Saturday, October 23, 2010

. . .

That was so sudden, it's scary. Like, it was the last thing I would ever think would happen right now. As much as I'm telling myself to be happy it happened, I can't help but feel a little bit guilty & sad. And I want to rush & shit, but I guess I should wait a little for the better, huh ? I donut know. At least now I don't feel as guilty when I'm talking to you. But can you please send better signals ? Cuhs they'd help a bunch.

Monday, October 18, 2010

CHRISTMASCHRISTMASCHRISTMAS.

WAAAAAAAAAAAAH, I'm so excited for Christmas ! ^______^
Making it a mission to put up my tree sometime this week ! I've already started playing Frank Sinatra's Christmas CD around the house & I have my own playlist on iTunes goin' on in case Jonathan decides to blast his stupid kpop. Heeeeehehehehe. & DISNEYLAND ! Apparently Eric Lin can get into Disneyland for free & he promised he'd take me & a buncha other people. HEHEHAHAHOHO. God, I'm so excited. ♥ ♥ ♥ ♥ ♥ ♥ ♥ ♥ ♥ ♥ ♥

Saturday, October 16, 2010

Branding Iron '10.

Branding Iron was pretty stupid. Screamed my ass off for no reason & ended up with a headache. I still can't believe Walnut won. But whatever, at least we have class. We don't need to stoop down to their pathetic little "Buck Frahmas" shirts. Haaah.
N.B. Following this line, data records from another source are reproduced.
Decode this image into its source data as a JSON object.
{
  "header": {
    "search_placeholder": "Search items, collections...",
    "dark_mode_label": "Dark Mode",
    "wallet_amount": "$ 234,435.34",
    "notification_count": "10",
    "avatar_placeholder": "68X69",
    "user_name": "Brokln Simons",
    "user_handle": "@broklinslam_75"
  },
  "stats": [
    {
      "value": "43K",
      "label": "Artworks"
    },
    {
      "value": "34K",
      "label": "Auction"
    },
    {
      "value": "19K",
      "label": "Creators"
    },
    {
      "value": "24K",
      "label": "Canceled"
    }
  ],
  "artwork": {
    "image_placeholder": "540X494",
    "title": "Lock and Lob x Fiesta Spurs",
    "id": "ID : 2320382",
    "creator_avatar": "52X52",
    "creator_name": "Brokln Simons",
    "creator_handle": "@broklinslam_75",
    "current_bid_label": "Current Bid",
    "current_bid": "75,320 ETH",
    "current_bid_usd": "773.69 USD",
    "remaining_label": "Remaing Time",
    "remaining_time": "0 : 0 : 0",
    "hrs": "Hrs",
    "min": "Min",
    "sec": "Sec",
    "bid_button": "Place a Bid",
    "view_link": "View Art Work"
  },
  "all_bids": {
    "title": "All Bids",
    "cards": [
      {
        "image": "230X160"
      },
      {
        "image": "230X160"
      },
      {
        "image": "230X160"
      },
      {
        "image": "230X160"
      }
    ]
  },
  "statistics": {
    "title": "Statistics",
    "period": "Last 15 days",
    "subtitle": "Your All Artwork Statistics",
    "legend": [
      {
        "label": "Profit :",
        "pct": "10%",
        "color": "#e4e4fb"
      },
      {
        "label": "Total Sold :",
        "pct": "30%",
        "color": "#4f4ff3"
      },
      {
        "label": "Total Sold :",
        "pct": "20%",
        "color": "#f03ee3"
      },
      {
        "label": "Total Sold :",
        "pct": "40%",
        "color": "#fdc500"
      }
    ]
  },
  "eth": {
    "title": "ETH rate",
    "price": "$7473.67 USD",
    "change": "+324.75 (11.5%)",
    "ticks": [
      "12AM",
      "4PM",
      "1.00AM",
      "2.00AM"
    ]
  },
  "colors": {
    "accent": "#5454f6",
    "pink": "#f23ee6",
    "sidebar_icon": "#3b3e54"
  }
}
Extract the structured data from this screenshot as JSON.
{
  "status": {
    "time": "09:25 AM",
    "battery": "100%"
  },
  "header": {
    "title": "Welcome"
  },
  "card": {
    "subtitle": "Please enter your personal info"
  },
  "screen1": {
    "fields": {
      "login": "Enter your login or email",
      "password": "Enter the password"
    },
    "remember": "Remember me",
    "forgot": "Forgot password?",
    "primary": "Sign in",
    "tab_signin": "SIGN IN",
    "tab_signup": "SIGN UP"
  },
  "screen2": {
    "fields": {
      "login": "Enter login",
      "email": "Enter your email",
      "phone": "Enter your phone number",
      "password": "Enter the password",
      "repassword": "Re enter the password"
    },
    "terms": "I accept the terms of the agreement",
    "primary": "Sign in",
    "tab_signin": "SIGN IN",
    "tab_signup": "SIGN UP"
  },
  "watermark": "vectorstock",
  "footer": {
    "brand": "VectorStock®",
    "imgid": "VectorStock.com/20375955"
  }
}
Last football game of high school ! (:

Tuesday, October 12, 2010

Fearless - Taylor Swift.



And I don't know how it gets better than this;
You take my hand and drag me headfirst, fearless.
And I don't know why but with you I'd dance
In a storm in my best dress, fearless.

Monday, October 11, 2010

Thoughts.

  1. Based on a psychological study, a crush only lasts for a maximum of 4 months. If it exceeds, you are already in love. ← Hahahahahahahaha. Well then.
  2. Looking through everyone's HC albums on Facebook had me QQ-ing all over the place. Yeah, I know. I'm pretty fucking pathetic. ): But whatever, at least I'm not suffering from sore thighs ! ^__^
  3. SAT1s are over ! Yessss, I'm so happy. But I have Math 2C & Spanish in a month. Meh. I'm not trippin' yet. Watch it hit me super duper hard outta nowhere in a week.
  4. I love nice, anonymous formspring-ers. The ones that tell me I'm beautiful or just little phrases of encouragement. They honestly make my shit days better & it really puts a smile on my face. I'd gotten so sick of all the perverted, immature ones & the change is nice !
  5. I miss you. Haaaaaaaaaaah. It's almost been a year ! I went through all the pictures I got from people last year & I tried to avoid yours, but it stuck out like a white person in Chinatown. And I'm lowkey hoping you're the one writing cute shit on my FS, but then again, I highkey doubt it. Wompwomp. Please reappear into my life again. ):
  6. Choir's going goudaaaa ! The talking still bugs the shit outta me, but the girls are starting to grow on me. Can I just say we're gonna be SUPERIOR this year ?! Fall concert was super bueno. Thanks to all the Marquis people that said we blended well & sounded strong. (:
  7. I'm going on another nail polish diet. From next week to January ? But it'll probably be during competition season, too. So... maybe after May ? Oh, sweet Jesus. How will I survive. ):
  8. Mad cravin' Boiling Crab's cajun fries. & Bdubs' chicken waaaaangs.
  9. I can't believe you went to HC with her. HAHAHAHA. Even though you said you didn't have fun, I kinda think you did. Haaaaah, whatever ! I'm trying really hard to step back, but memories just keep flooding into my head, 'naw what I mean ? Shit sucks & I really wonder if I meant anything to you at one point.
  10. Fuck all my AP classes up the butt. ): They take up so much time & I'm pretty much failing both classes. Asdfghjkl;' !

Thursday, October 7, 2010

Homecoming.

Homecoming hype can SMD. -___- Forever alone, FTW. Though I lowkey wish someone asked, a night at home, bundled up while crying over Nicholas Sparks movies, eating out of tubs of ice cream & other fat foods sounds bueno. QQ. Hopefully prom'll turn out better.
PFFT, YEAH RIGHT. Who the hell am I tryna kid. -________-

Sunday, October 3, 2010

Reality check.

It's nice to know who has my back & who doesn't. To know who my true best friends are & who aren't. To know who's worth my time & who isn't. (: All other dumbass pussies, SMH.